Within the capital itself, the Roman ruins of Jerash are awe-inspiring and offer an incredible opportunity to climb over ancient architecture with abandon, far more freeing than the ticketed formality of Athens or Rome. Over 6,500 years old, the site is a 45-minute drive from the W Amman and is truly spectacular. But if you really want to get working on the bucket list, you’ll need to venture south, towards the Saudi border. We drove from Amman to the Sun City camp in Wadi Rum (suncitycamp.com), which takes just under four hours, arriving in time for sunset and to enjoy the traditional zarb feast. Sleep in your own private bubble tent, inspired by the 2015 movie The Martian, which was filmed nearby.
Experience Bedouin life at Sun City Camp in the heart of Wadi Rum
With its fully airconditioned bedroom and bathroom it may be as comfortable as being in a hotel but make sure you set your alarm to go off before sunrise. Grab a coffee from the camp’s giant dining tent (the mothership of martian accommodation) and join the camp’s camel safari to experience sunrise deep within the fantastical landscape of Wadi Rum. After an hour you’ll be ready for breakfast before heading out on a jeep tour to explore as much of the 720 sq km of stunning landscape as possible. From myriad film locations, to visiting the iconic canyon made famous by 1962 film Lawrence of Arabia, to interpreting ancient glyphs and inscriptions dating back 12,000 years, to taking tea in a Bedouin camp, it’s a fairy tale experience.
Louise Nichol enjoying a camel ride at Wadi Rum
We then checked out and set off for Petra, another 90-minute drive.
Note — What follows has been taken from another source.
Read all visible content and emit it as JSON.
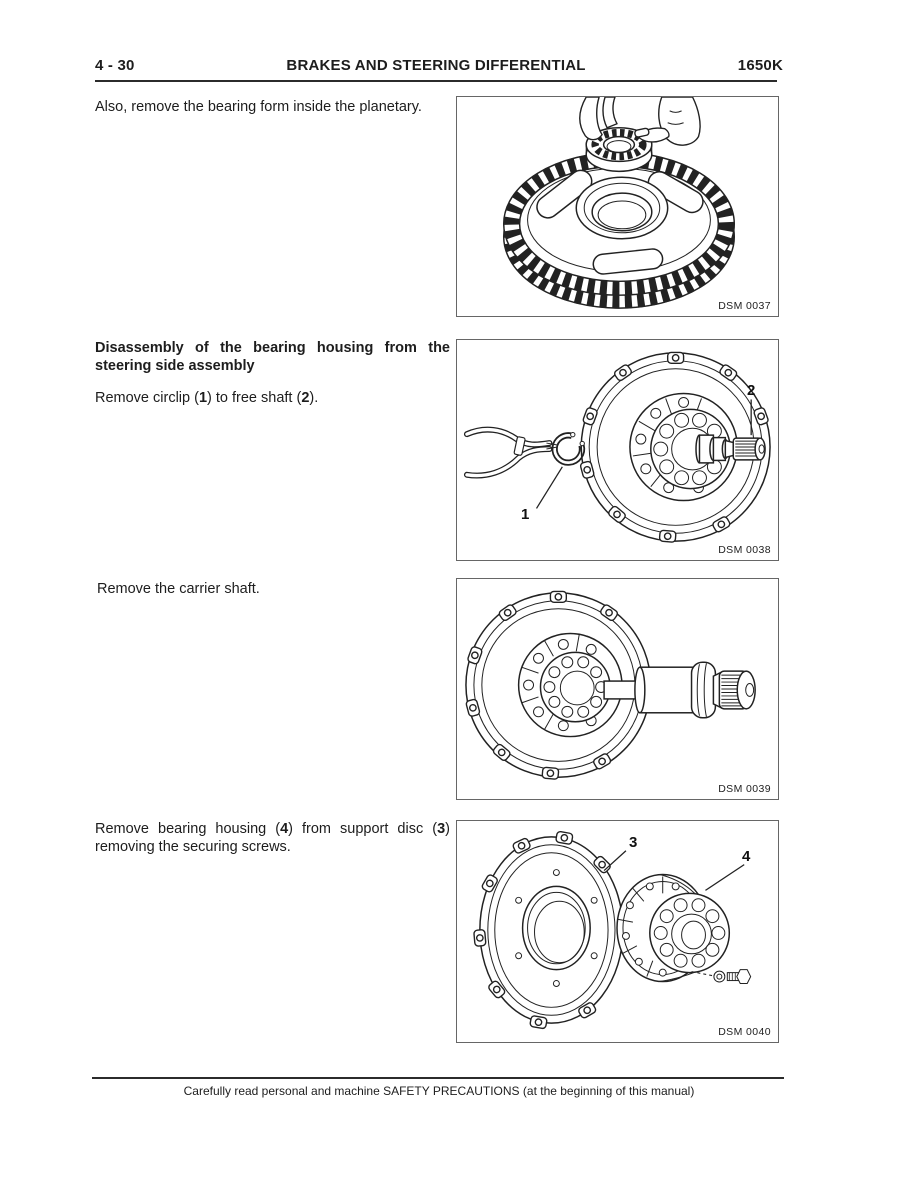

To save time, rather than walk through the colossal Petra canyon, we hired guides with horses and trekked to the top on horseback, which affords a breathtaking first view of the ‘rose city’s’ Treasury, which was carved into the sandstone by ancient Nabateans in the second century AD. You then scramble down the rocks to join the tourists at the base and wander back out through the canyon, a total of around three hours. From there, we drove back to Amman, making the night flight out of the capital. It’s an intense way to experience a tiny fraction of this beautiful country but 100 per cent worth it if time is tight. We are already planning a return trip.
The now-abandoned city of Petra's 2,000-year-old remains
From the January 2019 issue of Harper's BAZAAR Arabia.